Front row of the world’s most extravagant fashion show

Front row of the world’s most extravagant fashion show

Ten years ago, Stefano Gabbana and Domenico Dolce came up with what seemed like a risky plan. They had recently closed their lower-cost D&G range, which was profitable and ubiquitous in certain nightlife venues, but was no longer the image they wanted to be remembered for. Twenty years after financing the company they self-funded, they decided to launch an Alta Moda line.

Alta moda is the Italian equivalent of haute couture. Like haute couture, it offers elaborate, expensive, slow-fashion, tailored clothing (in Italy rather than France) with an almost nerdy emphasis on craft and an arrogant disregard for practicality. And like couture, it requires workrooms from highly skilled artisans.

Most Italian luxury fashion brands had given up alta moda decades earlier. Even in Paris, gilded names like Chanel and Dior struggled to make money from couture. The entrance fees, even in 2012, were around £30,000 for a “simple” dress that took weeks to try on before being finished.

At the dawn of the new millennium, there were too few customers with the money or the patience to run all those offices. Couture was a prestige marketing exercise that most homes could do without, and the number of names still producing couture had dwindled from about 25 in the 1980s to a handful in 2010.

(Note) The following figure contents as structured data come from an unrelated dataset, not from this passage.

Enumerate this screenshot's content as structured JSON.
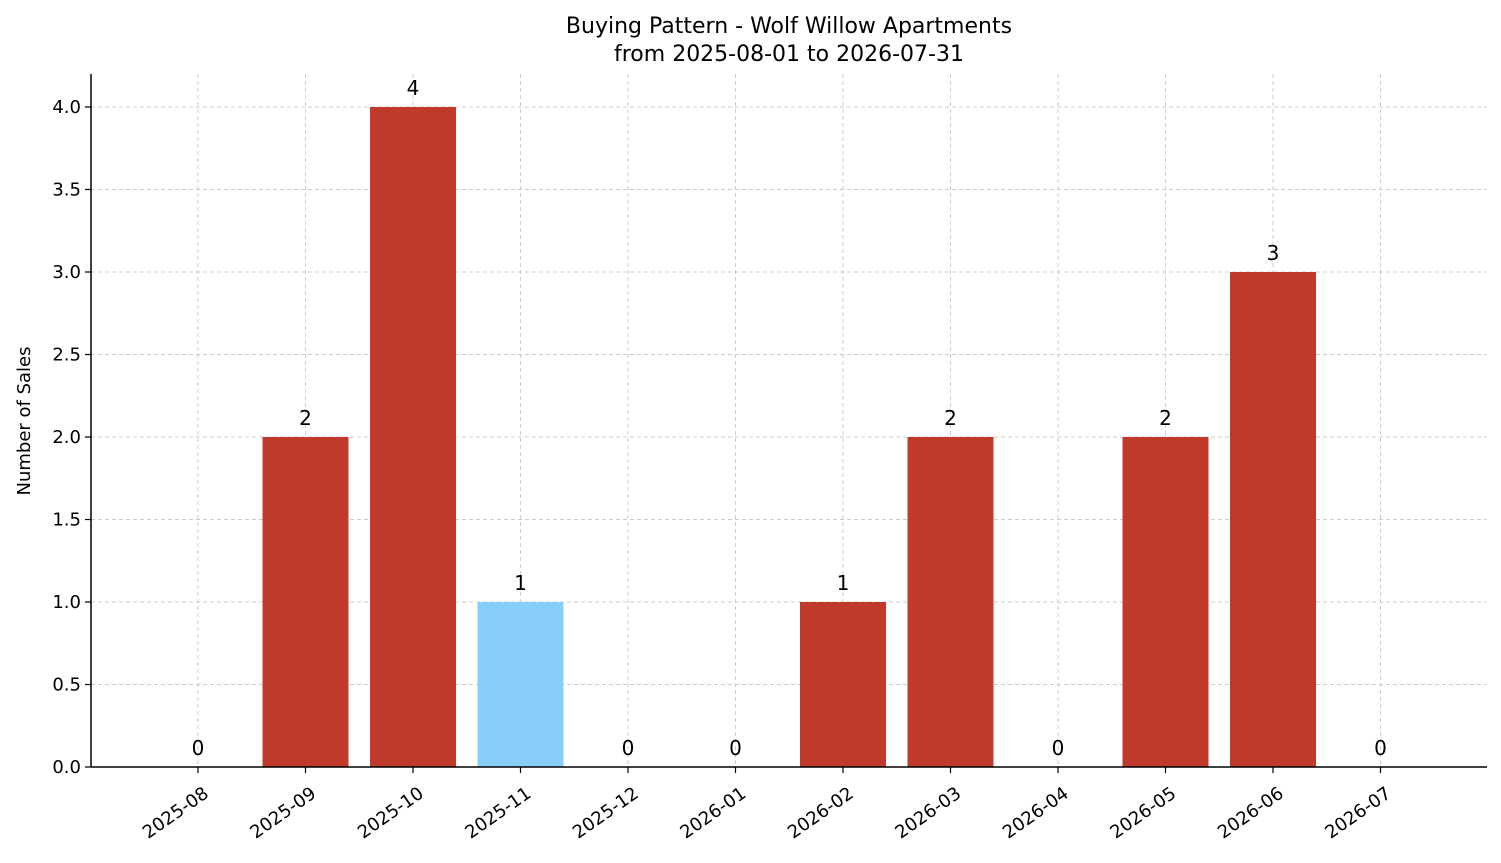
{
  "chart_data": {
    "type": "bar",
    "title": "Buying Pattern - Wolf Willow Apartments",
    "subtitle": "from 2025-08-01 to 2026-07-31",
    "xlabel": "",
    "ylabel": "Number of Sales",
    "categories": [
      "2025-08",
      "2025-09",
      "2025-10",
      "2025-11",
      "2025-12",
      "2026-01",
      "2026-02",
      "2026-03",
      "2026-04",
      "2026-05",
      "2026-06",
      "2026-07"
    ],
    "values": [
      0,
      2,
      4,
      1,
      0,
      0,
      1,
      2,
      0,
      2,
      3,
      0
    ],
    "ylim": [
      0,
      4.2
    ],
    "yticks": [
      "0.0",
      "0.5",
      "1.0",
      "1.5",
      "2.0",
      "2.5",
      "3.0",
      "3.5",
      "4.0"
    ],
    "bar_colors": [
      "#c0392b",
      "#c0392b",
      "#c0392b",
      "#87cefa",
      "#c0392b",
      "#c0392b",
      "#c0392b",
      "#c0392b",
      "#c0392b",
      "#c0392b",
      "#c0392b",
      "#c0392b"
    ],
    "grid": true,
    "legend": "none"
  }
}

From Dolce & Gabbana’s first Alta Moda show in the summer of 2012, which they decided to hold not in Milan but in Dolce’s native Sicily, they knew they were on to something. That first event was attended by about 100 potential customers – a few Europeans, some Russians and Americans, a few Chinese… and what’s incredible, Dolce told me a year later, “is that they don’t just want Alta Moda for parties, but for every aspect of their lives, even gardening and sleeping.” Cue the world’s most expensive pyjamas.

Ten years later, the duo launched Alta Sartoria – for men – and Alta Gioielleria (a jewelry line where size certainly matters), expanding the event from two nights to five, taking the circus to Venice, Portofino, Capri and Naples. Last weekend the spectacle was, fittingly, back in Sicily. The designers are blessed to have been born in a country with an abundance of delightful cities that look like stage sets.